Small business financing
You can usually get small business financing from a bank and this is the first step that most businesses take when they need money. Small business owners are required to submit an application to the bank after which the bank will examine a number of factors which include their business history, credit history and the collateral they can put up. If you are approved for the loan you will receive the lump sum amount you applied for accompanied in most cases by a fixed repayment installment which needs to be paid on time or you will incur penalties. The process of getting business financing can take weeks if not months.
This type of business financing is usually best for businesses that have predictable monthly sales. The business owner should also have the ability to put up collateral and have a strong credit history. You also shouldn't be in a hurry to get the loan because if you are then this is probably not the best option.

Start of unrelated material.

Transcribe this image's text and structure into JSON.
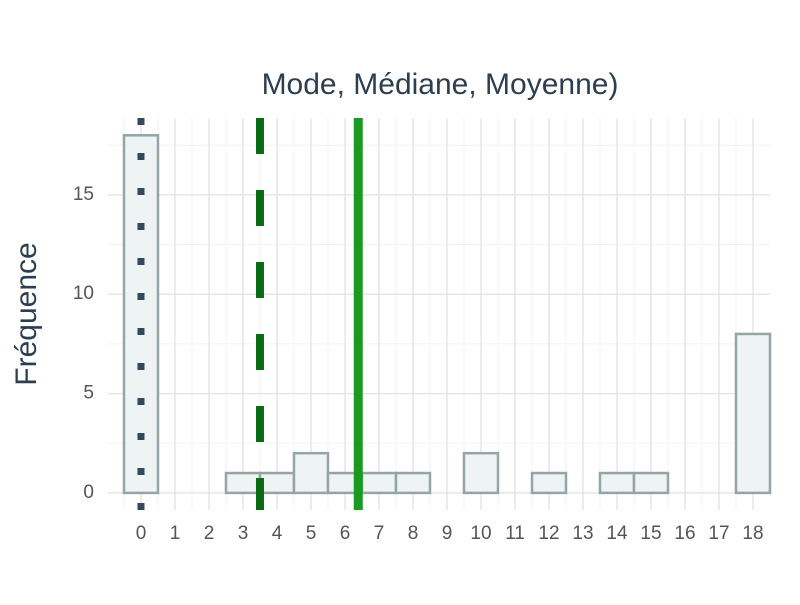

Vendor financing allows business owners to get up to around $150,000 if they are an accredited distributor, vendor, manufacturer or a reseller of equipment. Unlike a regular business loan this is based a lot on your own personal history as well as your business history but you do not need to have perfect credit to avail this type of financing. This loan does not require extensive paperwork or a list of your clients. All you need to do is to show proof that you are an accredited vendor, and your credit history. That being said many companies reserve the right to ask for more documentation to ensure that they know everything about your business prior to approving the loan.
Vendor financing is great for small businesses whose business varies each month and for business owners who do not have perfect credit and zero collateral to put forward. The money can be used to increase inventory and venture into new markets. However, these types of loans have a higher than usual interest rate associated with them primarily because they are unsecured loans.